Pode-se fazer muitas críticas a esta legislação, que poderia ser classificada como excessivamente flexível. E a Administração Obama decepcionou muitas pessoas com sua atitude excessivamente indulgente para com Wall Street (ilustrada por sua decisão da semana passada de eximir da norma as permutas financeiras de divisas, que foram uma importante fonte de transtornos em 2008).
Mas os republicanos estão tratando de destruir tudo. Em fevereiro, os legisladores do Partido Republicano reconheciam com franqueza que estavam tentando paralisar a reforma financeira suprimindo os financiamentos. A recente proposta orçamentária da Câmara, que pede a privatização e o uso de cupons no sistema Medicare, também exige que se elimine a autoridade de resolução, o que na prática deixaria as coisas de tal maneira que os banqueiros conseguiriam na próxima crise um tratamento tão benéfico como o que conseguiram em 2008.
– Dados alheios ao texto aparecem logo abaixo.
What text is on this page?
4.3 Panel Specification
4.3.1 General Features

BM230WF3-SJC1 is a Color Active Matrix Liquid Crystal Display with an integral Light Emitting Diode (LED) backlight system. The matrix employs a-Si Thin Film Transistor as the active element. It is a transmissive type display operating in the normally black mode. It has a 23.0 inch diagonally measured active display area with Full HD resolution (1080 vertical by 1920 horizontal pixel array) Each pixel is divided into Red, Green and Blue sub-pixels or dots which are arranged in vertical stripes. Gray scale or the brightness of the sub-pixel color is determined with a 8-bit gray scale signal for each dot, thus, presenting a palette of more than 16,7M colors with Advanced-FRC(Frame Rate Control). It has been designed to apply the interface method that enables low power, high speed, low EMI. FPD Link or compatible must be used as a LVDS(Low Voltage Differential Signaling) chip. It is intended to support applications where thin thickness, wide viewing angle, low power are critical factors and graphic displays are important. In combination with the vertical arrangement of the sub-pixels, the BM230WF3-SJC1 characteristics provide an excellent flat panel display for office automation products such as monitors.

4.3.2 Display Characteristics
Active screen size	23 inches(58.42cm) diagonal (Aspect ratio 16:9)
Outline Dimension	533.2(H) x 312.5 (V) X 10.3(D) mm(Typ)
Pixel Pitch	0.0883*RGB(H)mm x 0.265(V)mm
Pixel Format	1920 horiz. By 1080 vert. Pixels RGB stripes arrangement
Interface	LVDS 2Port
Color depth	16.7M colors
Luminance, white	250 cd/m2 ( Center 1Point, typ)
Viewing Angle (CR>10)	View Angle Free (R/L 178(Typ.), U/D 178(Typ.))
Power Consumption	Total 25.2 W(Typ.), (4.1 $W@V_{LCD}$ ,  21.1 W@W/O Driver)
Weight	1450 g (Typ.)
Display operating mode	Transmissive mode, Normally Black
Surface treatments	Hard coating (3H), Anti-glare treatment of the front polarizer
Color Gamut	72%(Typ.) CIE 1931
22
Certamente, os republicanos não afirmam as coisas desse jeito. Dizem que seu objetivo é “terminar com o ciclo de futuros resgates econômicos”, sob a epígrafe geral de “terminar com os subsídios empresariais”. Mas como vemos, os futuros resgates se produziriam independentemente do que digam os políticos atuais e, sem uma regulamentação eficaz, serão maiores, mais frequentes e mais caras.
Para ver o que realmente está ocorrendo hoje é preciso seguir o dinheiro. Wall Street costumava apoiar os democratas, talvez porque os representantes do setor financeiro tendem a ser liberais em assuntos sociais. Mas a avareza triunfa sobre os direitos dos homossexuais e as contribuições do setor financeiro se inclinaram claramente para os republicanos nas eleições de 2010. Pelo visto, Wall Street, diferentemente dos eleitores, não tinha dificuldades para adivinhar as verdadeiras intenções do partido. E uma coisa mais: ao interporem-se no caminho da regulamentação que conteria futuras crises financeiras, os republicanos estão oferecendo ainda mais provas de que, na verdade, não estão preocupados com os déficits orçamentários.
Porque nosso déficit atual é, em sua maioria, uma consequência da crise financeira de 2008, que devastou as receitas e aumentou o custo de programas como o seguro desemprego. E mesmo que tenhamos conseguido evitar grandes custos diretos dos resgates econômicos, pode ser que na próxima vez não tenhamos tanta sorte.
Mais e maiores crises; mais e maiores resgates; mais e maiores déficits. Se lhes agrada essa perspectiva, ficarão encantados com o que o Partido Republicano está fazendo com a reforma financeira.
(*) Paul Krugman é professor de Economia na Universidade de Princeton e Prêmio Nobel de Economia 2008.